Recently my daughter Nicole and I walked through the Eastern State Penitentiary in Philadelphia, now a museum. I had been there before for an opening – in fact, my exhibit of lifers has been shown there – but had never been through this historic prison. I have posted a few photos of the prison on my photo website.
Eastern State Penitentiary was the beginning of the modern prison or penitentiary. It was built in the early 1800s with great hopes and much fanfare – an alternative to the prevailing practices of corporal and capital punishment. (See here for a brief history.) People came from all over the world to see and copy this wonderful phenomenon. De Tocqueville, the great commentator on the new American democracy, actually came primarily to observe this prison.
In spite of their good intentions, the Quakers and others who invented the prison had created a monster. Indeed, pressures for reform began almost immediately. Important lessons are to be found here. Reforms and innovations often have unintended consequences. Even with the best intentions, social change efforts can and will go astray.

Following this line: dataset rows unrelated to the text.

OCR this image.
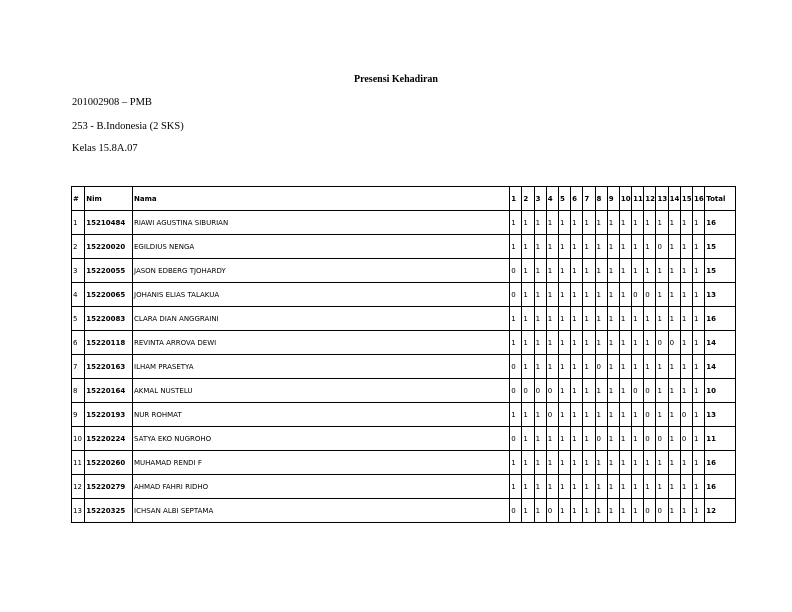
Presensi Kehadiran
201002908 – PMB
253 - B.Indonesia (2 SKS)
Kelas 15.8A.07
#	Nim	Nama	1	2	3	4	5	6	7	8	9	10	11	12	13	14	15	16	Total
1	15210484	RIAWI AGUSTINA SIBURIAN	1	1	1	1	1	1	1	1	1	1	1	1	1	1	1	1	16
2	15220020	EGILDIUS NENGA	1	1	1	1	1	1	1	1	1	1	1	1	0	1	1	1	15
3	15220055	JASON EDBERG TJOHARDY	0	1	1	1	1	1	1	1	1	1	1	1	1	1	1	1	15
4	15220065	JOHANIS ELIAS TALAKUA	0	1	1	1	1	1	1	1	1	1	0	0	1	1	1	1	13
5	15220083	CLARA DIAN ANGGRAINI	1	1	1	1	1	1	1	1	1	1	1	1	1	1	1	1	16
6	15220118	REVINTA ARROVA DEWI	1	1	1	1	1	1	1	1	1	1	1	1	0	0	1	1	14
7	15220163	ILHAM PRASETYA	0	1	1	1	1	1	1	0	1	1	1	1	1	1	1	1	14
8	15220164	AKMAL NUSTELU	0	0	0	0	1	1	1	1	1	1	0	0	1	1	1	1	10
9	15220193	NUR ROHMAT	1	1	1	0	1	1	1	1	1	1	1	0	1	1	0	1	13
10	15220224	SATYA EKO NUGROHO	0	1	1	1	1	1	1	0	1	1	1	0	0	1	0	1	11
11	15220260	MUHAMAD RENDI F	1	1	1	1	1	1	1	1	1	1	1	1	1	1	1	1	16
12	15220279	AHMAD FAHRI RIDHO	1	1	1	1	1	1	1	1	1	1	1	1	1	1	1	1	16
13	15220325	ICHSAN ALBI SEPTAMA	0	1	1	0	1	1	1	1	1	1	1	0	0	1	1	1	12
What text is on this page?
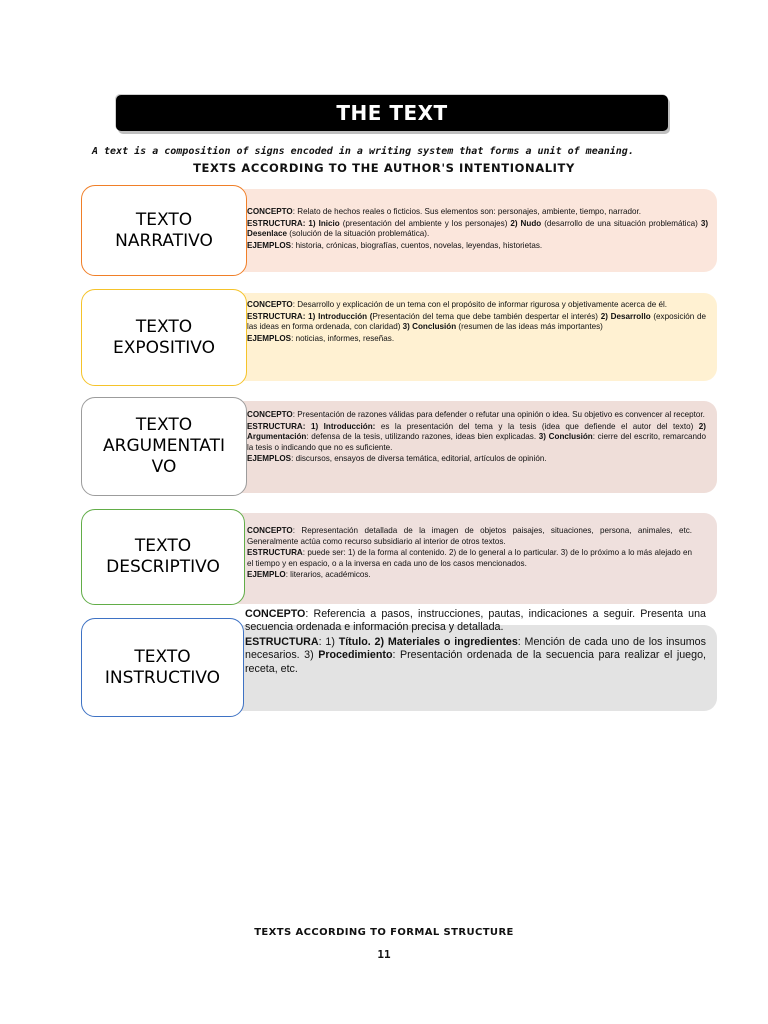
THE TEXT
A text is a composition of signs encoded in a writing system that forms a unit of meaning.
TEXTS ACCORDING TO THE AUTHOR'S INTENTIONALITY
TEXTO
NARRATIVO

CONCEPTO: Relato de hechos reales o ficticios. Sus elementos son: personajes, ambiente, tiempo, narrador.

ESTRUCTURA: 1) Inicio (presentación del ambiente y los personajes) 2) Nudo (desarrollo de una situación problemática) 3) Desenlace (solución de la situación problemática).

EJEMPLOS: historia, crónicas, biografías, cuentos, novelas, leyendas, historietas.

TEXTO
EXPOSITIVO

CONCEPTO: Desarrollo y explicación de un tema con el propósito de informar rigurosa y objetivamente acerca de él.

ESTRUCTURA: 1) Introducción (Presentación del tema que debe también despertar el interés) 2) Desarrollo (exposición de las ideas en forma ordenada, con claridad) 3) Conclusión (resumen de las ideas más importantes)

EJEMPLOS: noticias, informes, reseñas.

TEXTO
ARGUMENTATI
VO

CONCEPTO: Presentación de razones válidas para defender o refutar una opinión o idea. Su objetivo es convencer al receptor.

ESTRUCTURA: 1) Introducción: es la presentación del tema y la tesis (idea que defiende el autor del texto) 2) Argumentación: defensa de la tesis, utilizando razones, ideas bien explicadas. 3) Conclusión: cierre del escrito, remarcando la tesis o indicando que no es suficiente.

EJEMPLOS: discursos, ensayos de diversa temática, editorial, artículos de opinión.

TEXTO
DESCRIPTIVO

CONCEPTO: Representación detallada de la imagen de objetos paisajes, situaciones, persona, animales, etc. Generalmente actúa como recurso subsidiario al interior de otros textos.

ESTRUCTURA: puede ser: 1) de la forma al contenido. 2) de lo general a lo particular. 3) de lo próximo a lo más alejado en el tiempo y en espacio, o a la inversa en cada uno de los casos mencionados.

EJEMPLO: literarios, académicos.

TEXTO
INSTRUCTIVO

CONCEPTO: Referencia a pasos, instrucciones, pautas, indicaciones a seguir. Presenta una secuencia ordenada e información precisa y detallada.

ESTRUCTURA: 1) Título. 2) Materiales o ingredientes: Mención de cada uno de los insumos necesarios. 3) Procedimiento: Presentación ordenada de la secuencia para realizar el juego, receta, etc.

TEXTS ACCORDING TO FORMAL STRUCTURE
11
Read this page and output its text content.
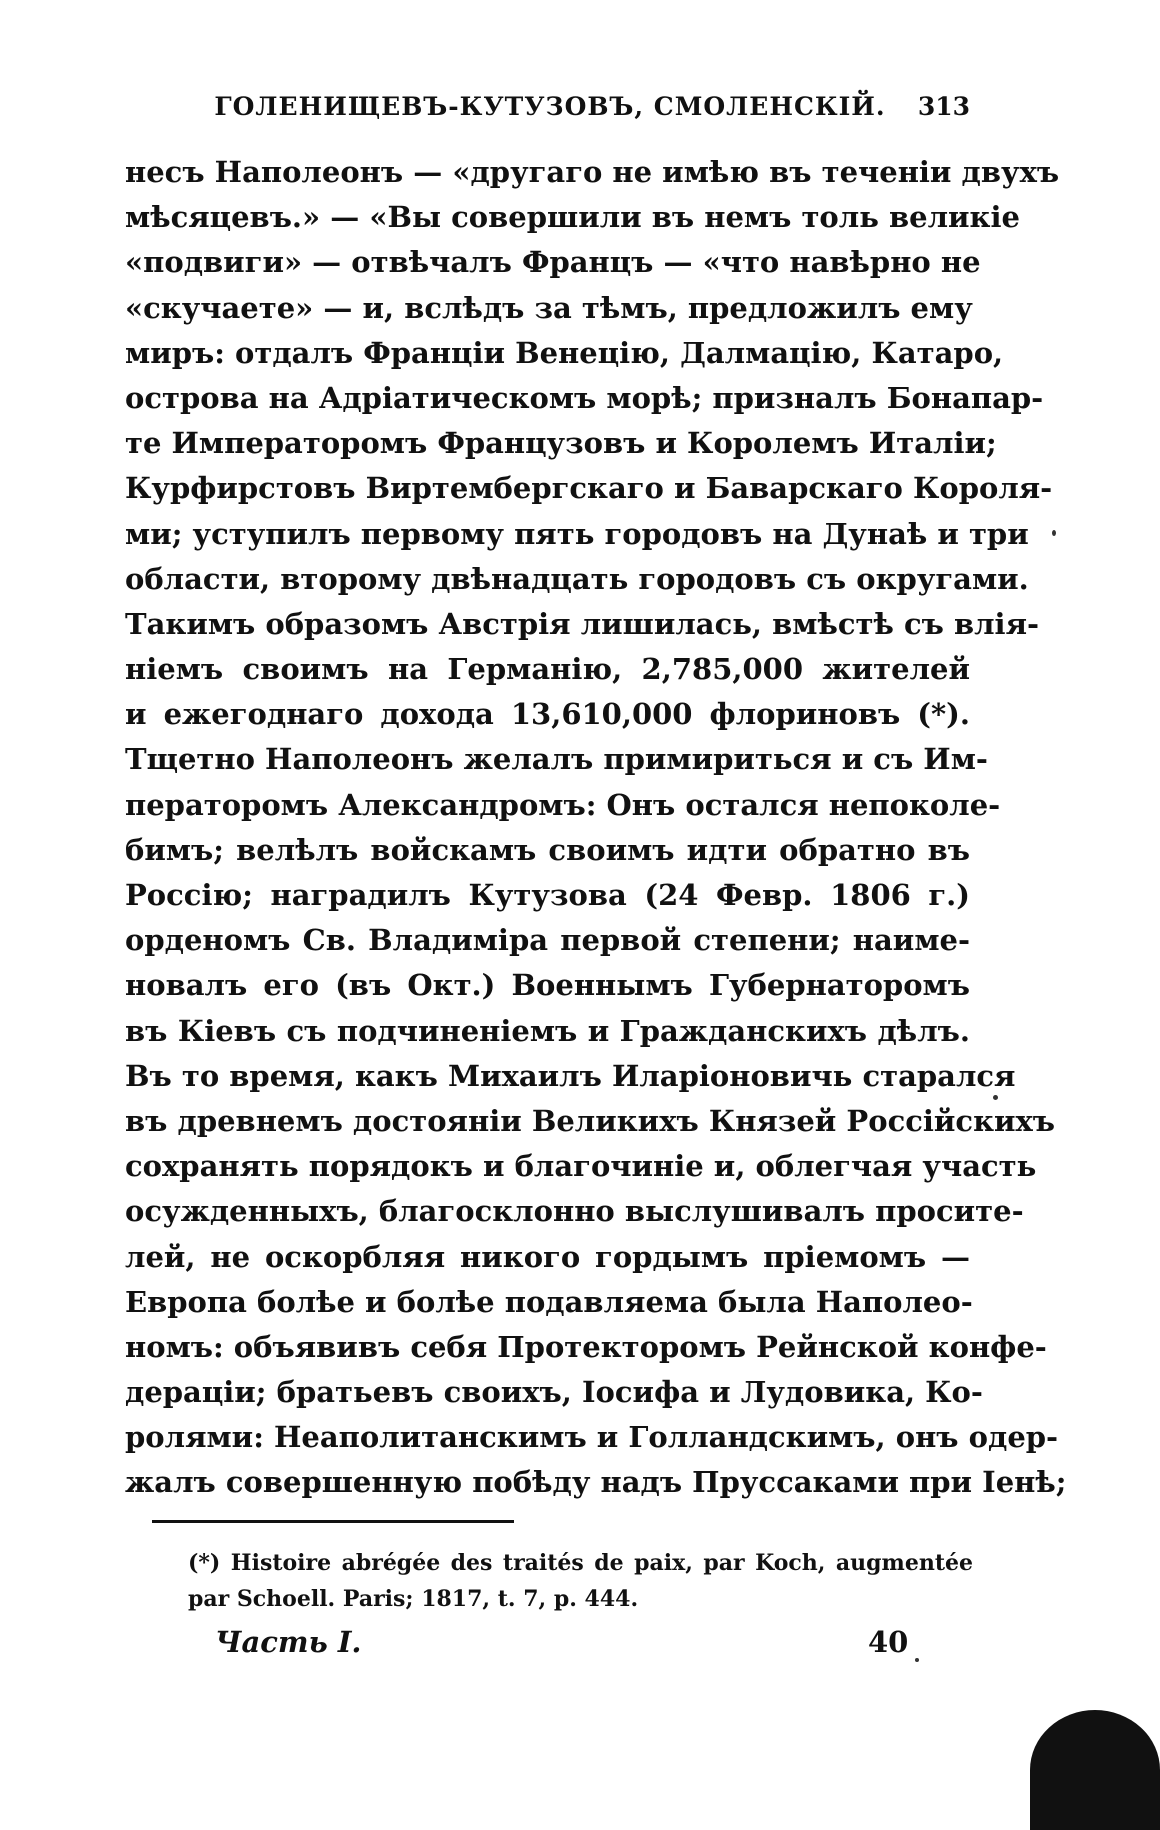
ГОЛЕНИЩЕВЪ-КУТУЗОВЪ, СМОЛЕНСКІЙ. 313
несъ Наполеонъ — «другаго не имѣю въ теченіи двухъ
мѣсяцевъ.» — «Вы совершили въ немъ толь великіе
«подвиги» — отвѣчалъ Францъ — «что навѣрно не
«скучаете» — и, вслѣдъ за тѣмъ, предложилъ ему
миръ: отдалъ Франціи Венецію, Далмацію, Катаро,
острова на Адріатическомъ морѣ; призналъ Бонапар-
те Императоромъ Французовъ и Королемъ Италіи;
Курфирстовъ Виртембергскаго и Баварскаго Короля-
ми; уступилъ первому пять городовъ на Дунаѣ и три
области, второму двѣнадцать городовъ съ округами.
Такимъ образомъ Австрія лишилась, вмѣстѣ съ влія-
ніемъ своимъ на Германію, 2,785,000 жителей
и ежегоднаго дохода 13,610,000 флориновъ (*).
Тщетно Наполеонъ желалъ примириться и съ Им-
ператоромъ Александромъ: Онъ остался непоколе-
бимъ; велѣлъ войскамъ своимъ идти обратно въ
Россію; наградилъ Кутузова (24 Февр. 1806 г.)
орденомъ Св. Владиміра первой степени; наиме-
новалъ его (въ Окт.) Военнымъ Губернаторомъ
въ Кіевъ съ подчиненіемъ и Гражданскихъ дѣлъ.
Въ то время, какъ Михаилъ Иларіоновичь старался
въ древнемъ достояніи Великихъ Князей Россійскихъ
сохранять порядокъ и благочиніе и, облегчая участь
осужденныхъ, благосклонно выслушивалъ просите-
лей, не оскорбляя никого гордымъ пріемомъ —
Европа болѣе и болѣе подавляема была Наполео-
номъ: объявивъ себя Протекторомъ Рейнской конфе-
дераціи; братьевъ своихъ, Іосифа и Лудовика, Ко-
ролями: Неаполитанскимъ и Голландскимъ, онъ одер-
жалъ совершенную побѣду надъ Пруссаками при Іенѣ;
(*) Histoire abrégée des traités de paix, par Koch, augmentée
par Schoell. Paris; 1817, t. 7, p. 444.
Часть I.	40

But there is another, perhaps more fundamental, lesson from the birth of prisons: what seems good for me may not be good for others. Research into the social circumstances of early prison advocates has revealed that some of the Quaker promoters of penitentiaries had themselves been imprisoned for conscience’s sake. Because they were men of substance, they were not treated as badly as they would have been otherwise. Because they were men of reflection, they found their incarceration to be a time for contemplation. Consequently, they advocated prison as a place to reflect on the Bible and become penitent. Unfortunately, what was liberating for them soon became oppressive to others.
This is an important warning for those of us who advocate for restorative justice and, indeed, any social change. Our visions themselves may reflect class, gender and cultural biases – and they may be fundamentally flawed. To guard against this, we need to be self-critical, to open ourselves to evaluation and feedback; we need to create space to hear from divergent and diverse voices.
In short, we must practice the accountability we espouse for others.